Pushpendra Singh^1*N Charan S S Kowshik²

• ¹Ocugen, Inc., Malvern, United States
• ²Ocugen Inc, Malvern, United States

Adeno-Associated Virus (AAV) vectors are at the forefront of gene therapy, offering transformative therapeutic potential for many genetic disorders. However, the translation of this promise into accessible treatments is constrained by manufacturing challenges, including process variability, low yields, and scalability challenges. This review provides a comprehensive framework for establishing robust AAV-based gene therapy manufacturing processes by evaluating industry challenges and recent technological innovations.

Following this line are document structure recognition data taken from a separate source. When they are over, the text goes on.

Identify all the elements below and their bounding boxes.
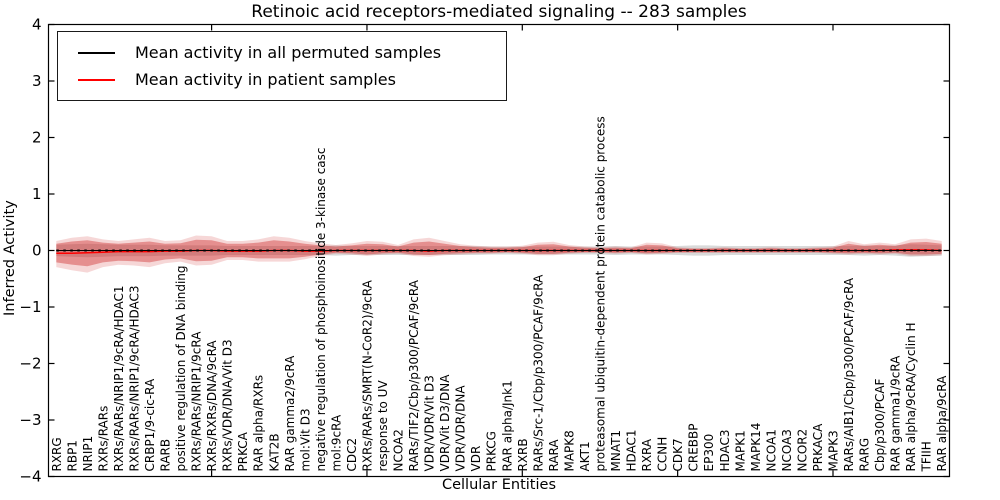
x-category-label: MAPK14 (749, 423, 763, 472)
x-category-label: RBP1 (65, 440, 79, 471)
y-tick-label: −4 (19, 468, 41, 486)
x-category-label: NCOA1 (764, 429, 778, 471)
y-tick-label: 2 (32, 129, 42, 147)
x-category-label: MAPK8 (562, 430, 576, 471)
x-category-label: Cbp/p300/PCAF (873, 378, 887, 471)
x-category-label: VDR (469, 446, 483, 472)
legend-line-red-icon (78, 78, 115, 81)
x-category-label: CDK7 (671, 438, 685, 471)
x-category-label: NCOA2 (392, 429, 406, 471)
y-axis-label: Inferred Activity (2, 200, 18, 316)
x-category-label: CDC2 (345, 438, 359, 472)
x-category-label: RAR alpha/RXRs (252, 375, 266, 472)
legend-item-patient: Mean activity in patient samples (68, 66, 496, 93)
x-category-label: VDR/VDR/Vit D3 (423, 375, 437, 471)
x-category-label: mol:Vit D3 (298, 408, 312, 471)
x-category-label: TFIIH (920, 441, 934, 472)
x-category-label: RARA (547, 439, 561, 472)
y-tick-label: 0 (32, 242, 42, 260)
y-tick-label: −3 (19, 411, 41, 429)
x-category-label: positive regulation of DNA binding (174, 266, 188, 472)
x-category-label: AKT1 (578, 441, 592, 471)
x-category-label: MNAT1 (609, 430, 623, 472)
x-category-label: CCNH (656, 437, 670, 472)
x-category-label: MAPK1 (733, 430, 747, 471)
x-category-label: RAR alpha/9cRA/Cyclin H (904, 322, 918, 471)
legend-label-permuted: Mean activity in all permuted samples (135, 43, 442, 62)
legend-item-permuted: Mean activity in all permuted samples (68, 39, 496, 66)
legend-line-black-icon (78, 51, 115, 54)
x-category-label: RAR gamma1/9cRA (889, 355, 903, 472)
x-category-label: negative regulation of phosphoinositide … (314, 148, 328, 472)
x-category-label: NCOR2 (795, 429, 809, 472)
x-category-label: HDAC3 (718, 429, 732, 471)
legend-label-patient: Mean activity in patient samples (135, 70, 396, 89)
x-category-label: EP300 (702, 434, 716, 472)
x-category-label: response to UV (376, 380, 390, 472)
legend: Mean activity in all permuted samples Me… (57, 31, 507, 101)
y-tick-label: 4 (32, 16, 42, 34)
patient-band (56, 239, 942, 267)
x-category-label: PRKACA (811, 423, 825, 472)
x-category-label: NRIP1 (81, 436, 95, 472)
x-category-label: proteasomal ubiquitin-dependent protein … (594, 116, 608, 471)
x-category-label: RAR alpha/9cRA (935, 375, 949, 472)
x-category-label: KAT2B (267, 433, 281, 471)
x-category-label: RXRs/RARs/NRIP1/9cRA/HDAC1 (112, 285, 126, 471)
x-category-label: mol:9cRA (329, 414, 343, 471)
x-category-label: VDR/Vit D3/DNA (438, 374, 452, 472)
y-tick-label: −2 (19, 355, 41, 373)
x-category-label: RARB (159, 439, 173, 472)
x-category-label: RAR gamma2/9cRA (283, 355, 297, 472)
x-category-label: RARG (858, 438, 872, 472)
x-category-label: RXRs/RARs/NRIP1/9cRA (190, 331, 204, 472)
x-category-label: RARs/TIF2/Cbp/p300/PCAF/9cRA (407, 279, 421, 471)
x-category-label: HDAC1 (625, 429, 639, 471)
y-tick-label: −1 (19, 298, 41, 316)
x-category-label: RXRs/RXRs/DNA/9cRA (205, 340, 219, 472)
x-category-label: PRKCG (485, 431, 499, 471)
chart-title: Retinoic acid receptors-mediated signali… (251, 2, 747, 22)
x-category-label: RXRs/RARs/SMRT(N-CoR2)/9cRA (361, 279, 375, 471)
x-category-label: RXRs/VDR/DNA/Vit D3 (221, 339, 235, 471)
x-category-label: RXRs/RARs/NRIP1/9cRA/HDAC3 (127, 285, 141, 471)
x-category-label: RARs/AIB1/Cbp/p300/PCAF/9cRA (842, 277, 856, 471)
x-category-label: PRKCA (236, 431, 250, 471)
x-category-label: RXRG (50, 437, 64, 471)
x-category-label: RAR alpha/Jnk1 (500, 380, 514, 471)
y-tick-label: 3 (32, 72, 42, 90)
x-category-label: RARs/Src-1/Cbp/p300/PCAF/9cRA (531, 274, 545, 472)
x-category-label: RXRB (516, 438, 530, 471)
y-tick-label: 1 (32, 185, 42, 203)
patient-band-outer (56, 235, 942, 273)
x-category-label: NCOA3 (780, 429, 794, 471)
x-category-label: RXRA (640, 438, 654, 471)
x-category-label: VDR/VDR/DNA (454, 385, 468, 472)
x-category-label: CRBP1/9-cic-RA (143, 378, 157, 472)
x-category-label: CREBBP (687, 424, 701, 472)
x-axis-label: Cellular Entities (441, 477, 557, 493)
x-category-label: MAPK3 (827, 430, 841, 471)
x-category-label: RXRs/RARs (96, 406, 110, 472)
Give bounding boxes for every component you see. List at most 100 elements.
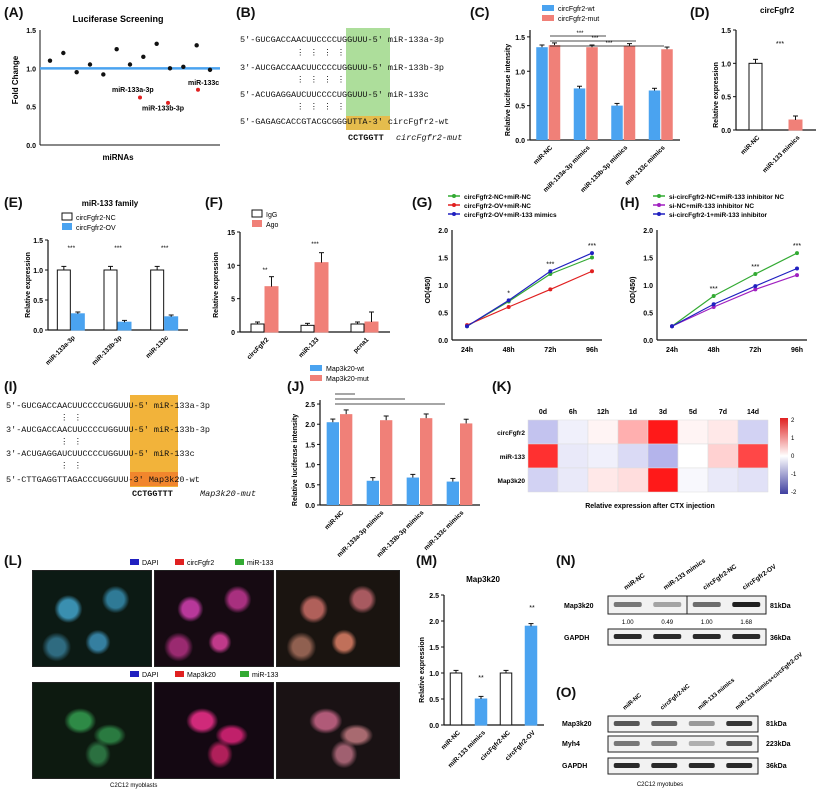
sig-marker: **	[262, 267, 268, 274]
bar	[56, 269, 71, 331]
panel-c-ylabel: Relative luciferase intensity	[505, 44, 512, 136]
lane-label: miR-NC	[622, 692, 643, 711]
sig-marker: ***	[793, 243, 801, 250]
svg-text:⋮ ⋮: ⋮ ⋮	[60, 413, 82, 423]
x-tick-label: 96h	[586, 347, 598, 354]
band	[613, 602, 642, 607]
data-point-red	[138, 95, 142, 100]
y-tick-label: 1.5	[721, 28, 731, 35]
panel-o-protein-1: Myh4	[562, 741, 580, 748]
bar	[623, 45, 636, 140]
bar	[103, 269, 118, 331]
x-tick-label: miR-133	[298, 336, 321, 359]
band	[688, 763, 715, 768]
series-point	[465, 324, 469, 329]
panel-e-chart: miR-133 family circFgfr2-NC circFgfr2-OV…	[25, 199, 188, 367]
heatmap-cell	[557, 443, 589, 469]
sig-marker: ***	[710, 286, 718, 293]
bar	[364, 321, 379, 333]
y-tick-label: 2.0	[305, 422, 315, 429]
bar	[548, 45, 561, 140]
bar	[264, 286, 279, 333]
bar	[420, 418, 433, 505]
panel-n: Map3k20 GAPDH 81kDa 36kDa miR-NC 1.00 miR-…	[560, 540, 826, 650]
legend-swatch-ago	[252, 220, 262, 227]
panel-f: IgG Ago Relative expression 0 5 10 15 circFg…	[200, 190, 400, 370]
lane-label: miR-133 mimics	[662, 557, 707, 591]
micrograph-merge-1	[276, 570, 400, 667]
x-tick-label: miR-NC	[532, 144, 554, 166]
color-scale-label: 1	[791, 436, 795, 442]
series-point	[590, 269, 594, 274]
x-tick-label: 48h	[503, 347, 515, 354]
bar	[366, 480, 379, 505]
lane-label: circFgfr2-NC	[702, 563, 739, 591]
svg-text:⋮ ⋮ ⋮ ⋮: ⋮ ⋮ ⋮ ⋮	[296, 102, 345, 112]
x-tick-label: miR-133c	[145, 334, 171, 360]
sig-marker: ***	[68, 245, 76, 252]
legend-swatch-igg	[251, 209, 263, 218]
series-point	[506, 298, 511, 303]
x-tick-label: 72h	[749, 347, 761, 354]
panel-e-legend-1: circFgfr2-OV	[76, 225, 116, 232]
panel-i: 5'-GUCGACCAACUUCCCCUGGUUU-5' miR-133a-3p…	[0, 390, 300, 530]
panel-b-row: 5'-GAGAGCACCGTACGCGGGUTTA-3' circFgfr2-w…	[240, 117, 449, 127]
panel-j-legend-0: Map3k20-wt	[326, 366, 364, 373]
svg-text:⋮ ⋮ ⋮ ⋮: ⋮ ⋮ ⋮ ⋮	[296, 48, 345, 58]
panel-m-ylabel: Relative expression	[419, 637, 426, 703]
y-tick-label: 0.0	[429, 723, 439, 730]
y-tick-label: 0.0	[643, 338, 653, 345]
sig-marker: ***	[776, 41, 784, 48]
blot-strip	[607, 715, 759, 733]
panel-b-mut: circFgfr2-mut	[396, 133, 462, 143]
band	[692, 634, 721, 639]
panel-l: DAPI circFgfr2 miR-133 DAPI Map3k20 miR-…	[30, 555, 408, 790]
data-point	[101, 72, 106, 77]
heatmap-col-label: 14d	[747, 409, 759, 416]
series-point	[670, 324, 674, 329]
lane-label: circFgfr2-NC	[660, 683, 692, 711]
bar	[474, 698, 488, 726]
legend-swatch-nc	[61, 212, 73, 221]
bar	[314, 262, 329, 333]
y-tick-label: 1.5	[429, 645, 439, 652]
panel-a-label: (A)	[4, 4, 24, 20]
panel-c-chart: circFgfr2-wt circFgfr2-mut Relative luci…	[505, 5, 680, 194]
band-quant: 1.00	[622, 620, 634, 626]
series-point	[548, 287, 553, 292]
micrograph-dapi-map3k20	[32, 682, 152, 779]
legend-marker	[452, 212, 456, 216]
series-point	[795, 266, 799, 271]
legend-label: si-circFgfr2-NC+miR-133 inhibitor NC	[669, 194, 784, 201]
series-point	[711, 302, 716, 307]
band	[613, 763, 640, 768]
band	[732, 602, 761, 607]
bar	[350, 323, 365, 333]
panel-i-mut: Map3k20-mut	[200, 489, 256, 499]
panel-o-size-0: 81kDa	[766, 721, 787, 728]
panel-j-legend-1: Map3k20-mut	[326, 376, 369, 383]
panel-e-ylabel: Relative expression	[25, 252, 32, 318]
panel-d: circFgfr2 Relative expression 0.0 0.5 1.0 1…	[690, 0, 826, 180]
panel-h-chart: OD(450) 2.0 1.5 1.0 0.5 0.0 24h 48h 72h 96h si-ci…	[630, 194, 807, 354]
sig-marker: **	[529, 605, 535, 612]
heatmap-cell	[527, 443, 559, 469]
y-tick-label: 1.0	[721, 61, 731, 68]
heatmap-cell	[617, 467, 649, 493]
y-tick-label: 1.0	[429, 671, 439, 678]
bar	[406, 477, 419, 505]
panel-a-chart: Luciferase Screening Fold Change miRNAs …	[11, 14, 220, 162]
panel-b-mut-highlight	[346, 116, 390, 130]
legend-marker	[452, 203, 456, 207]
micrograph-circfgfr2	[154, 570, 274, 667]
data-point	[154, 41, 159, 46]
y-tick-label: 1.5	[26, 28, 36, 35]
band	[688, 741, 715, 746]
y-tick-label: 0.0	[305, 503, 315, 510]
sig-marker: ***	[576, 31, 584, 37]
bar	[536, 47, 548, 140]
panel-i-row: 3'-AUCGACCAACUUCCCCUGGUUU-5' miR-133b-3p	[6, 425, 210, 435]
y-tick-label: 0.5	[305, 483, 315, 490]
heatmap-cell	[707, 419, 739, 445]
data-point	[167, 66, 173, 71]
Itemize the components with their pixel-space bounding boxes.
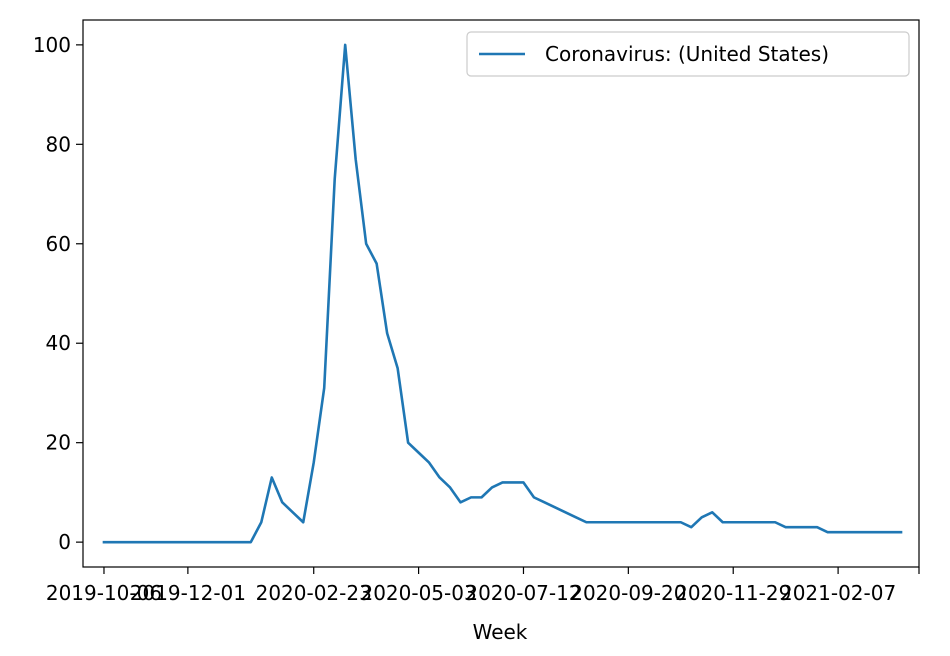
x-tick-label: 2020-02-23 <box>256 581 372 605</box>
x-tick-label: 2020-07-12 <box>465 581 581 605</box>
x-tick-label: 2020-09-20 <box>570 581 686 605</box>
y-tick-label: 40 <box>46 331 71 355</box>
legend-box <box>466 31 910 77</box>
series-line-0 <box>102 43 903 544</box>
y-tick-label: 60 <box>46 232 71 256</box>
x-tick-label: 2019-12-01 <box>130 581 246 605</box>
y-tick-label: 80 <box>46 132 71 156</box>
legend-entry: Coronavirus: (United States) <box>545 42 829 66</box>
series-group <box>102 43 903 544</box>
x-tick-label: 2020-05-03 <box>360 581 476 605</box>
x-tick-label: 2021-02-07 <box>780 581 896 605</box>
y-tick-label: 0 <box>58 530 71 554</box>
y-tick-label: 20 <box>46 431 71 455</box>
x-tick-label: 2020-11-29 <box>675 581 791 605</box>
y-tick-label: 100 <box>33 33 71 57</box>
x-tick-label: 2019-10-06 <box>46 581 162 605</box>
x-axis-label: Week <box>473 620 528 644</box>
legend: Coronavirus: (United States) <box>466 31 910 77</box>
plot-area-frame <box>82 19 920 568</box>
y-axis: 0 20 40 60 80 100 <box>33 33 83 554</box>
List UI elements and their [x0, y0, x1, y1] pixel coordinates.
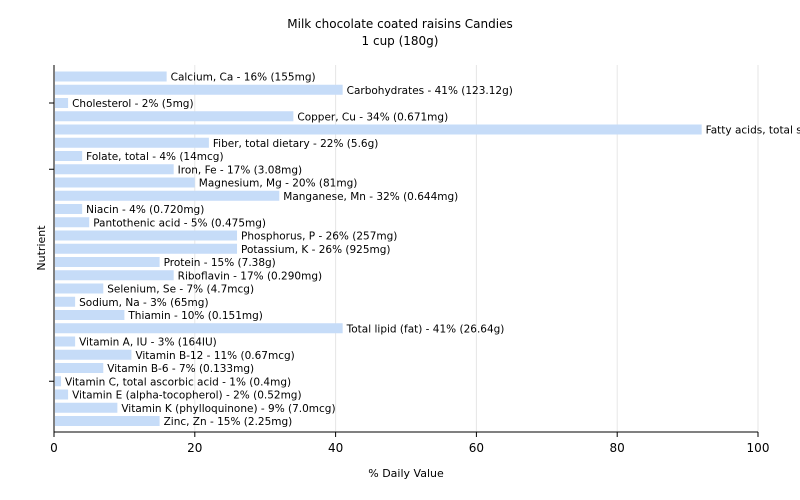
bar: [55, 349, 132, 360]
bar-label: Magnesium, Mg - 20% (81mg): [199, 178, 358, 190]
bar: [55, 323, 343, 334]
bar: [55, 204, 83, 214]
bar-label: Phosphorus, P - 26% (257mg): [241, 231, 397, 243]
bar: [55, 336, 76, 347]
bars: Calcium, Ca - 16% (155mg) Carbohydrates -…: [55, 71, 800, 428]
bar-label: Folate, total - 4% (14mcg): [86, 151, 223, 163]
bar: [55, 111, 294, 122]
chart-subtitle: 1 cup (180g): [362, 34, 439, 48]
bar: [55, 296, 76, 307]
bar: [55, 270, 174, 281]
x-ticks: 0 20 40 60 80 100: [50, 432, 769, 455]
bar-label: Total lipid (fat) - 41% (26.64g): [346, 323, 505, 335]
bar-label: Fatty acids, total saturated - 92% (18.4…: [706, 125, 800, 137]
axes: [53, 65, 758, 433]
bar-label: Thiamin - 10% (0.151mg): [127, 310, 263, 322]
bar: [55, 164, 174, 175]
chart-title: Milk chocolate coated raisins Candies: [287, 17, 512, 31]
bar: [55, 376, 62, 387]
bar: [55, 402, 118, 413]
bar: [55, 177, 195, 188]
bar-label: Vitamin A, IU - 3% (164IU): [79, 337, 217, 349]
bar: [55, 98, 69, 108]
bar: [55, 190, 280, 201]
bar-label: Vitamin C, total ascorbic acid - 1% (0.4…: [65, 376, 291, 388]
bar-label: Potassium, K - 26% (925mg): [241, 244, 391, 256]
x-tick-label: 40: [328, 441, 343, 455]
bar: [55, 151, 83, 161]
bar: [55, 310, 125, 320]
bar: [55, 137, 209, 148]
bar-label: Niacin - 4% (0.720mg): [86, 204, 204, 216]
bar-label: Carbohydrates - 41% (123.12g): [347, 85, 513, 97]
bar-label: Iron, Fe - 17% (3.08mg): [178, 164, 302, 176]
x-tick-label: 20: [187, 441, 202, 455]
bar-label: Vitamin K (phylloquinone) - 9% (7.0mcg): [121, 403, 335, 415]
bar-label: Fiber, total dietary - 22% (5.6g): [213, 138, 378, 150]
bar: [55, 230, 238, 241]
bar: [55, 217, 90, 228]
y-axis-label: Nutrient: [35, 225, 48, 271]
bar-label: Vitamin E (alpha-tocopherol) - 2% (0.52m…: [72, 390, 302, 402]
y-ticks: [49, 102, 54, 382]
bar-label: Zinc, Zn - 15% (2.25mg): [164, 416, 293, 428]
bar-label: Sodium, Na - 3% (65mg): [79, 297, 208, 309]
x-tick-label: 60: [469, 441, 484, 455]
bar: [55, 71, 167, 82]
bar-label: Protein - 15% (7.38g): [164, 257, 276, 269]
bar-label: Calcium, Ca - 16% (155mg): [171, 72, 316, 84]
x-tick-label: 0: [50, 441, 58, 455]
bar-label: Selenium, Se - 7% (4.7mcg): [107, 284, 254, 296]
bar: [55, 84, 343, 95]
bar-label: Pantothenic acid - 5% (0.475mg): [93, 217, 266, 229]
bar: [55, 416, 160, 426]
bar-label: Manganese, Mn - 32% (0.644mg): [283, 191, 458, 203]
bar-label: Cholesterol - 2% (5mg): [72, 98, 194, 110]
bar-label: Vitamin B-12 - 11% (0.67mcg): [135, 350, 294, 362]
bar-label: Vitamin B-6 - 7% (0.133mg): [107, 363, 254, 375]
bar: [55, 389, 69, 400]
bar-label: Riboflavin - 17% (0.290mg): [178, 270, 322, 282]
x-tick-label: 80: [610, 441, 625, 455]
bar: [55, 124, 702, 135]
bar: [55, 363, 104, 373]
x-axis-label: % Daily Value: [368, 467, 444, 480]
bar: [55, 283, 104, 294]
bar: [55, 257, 160, 267]
bar-label: Copper, Cu - 34% (0.671mg): [297, 111, 448, 123]
bar: [55, 243, 238, 254]
x-tick-label: 100: [747, 441, 770, 455]
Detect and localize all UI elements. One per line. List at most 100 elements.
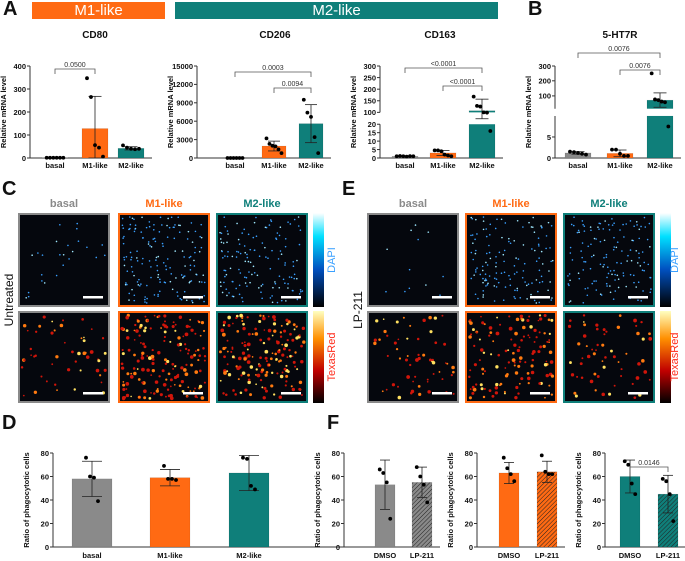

We studied the end-to-end AAV-based gene therapy manufacturing process, from upstream unit operations such as cell culture and transfection to downstream purification and fill-finish operations. Key upstream innovations highlighted include high-density perfusion cultures, advanced single-and dual-plasmid systems, and next-generation transfection reagents that collectively enhance the overall process quality and viral vector productivity. In the realm of downstream processing, recent advancements in serotype-agnostic affinity chromatography and ion-exchange chromatographic purifications have enhanced the critical separation of full capsids from empty capsids. The implementation of a quality-by-design framework is the heart of the AAV-based gene therapy manufacturing process. We emphasize the necessity of a rigorous process characterization, utilizing validated scale-down models and design of experiments, as a prerequisite for establishing a robust control strategy with defined proven and normal operating ranges. This data-driven approach not only mitigates process inconsistency, but it also serves as the foundation for an effective process validation and regulatory compliance. Looking ahead, the integration of artificial intelligence and continuous manufacturing methodologies will be pivotal in expediting the development of safer, more efficacious, and personalized AAV-based gene therapies.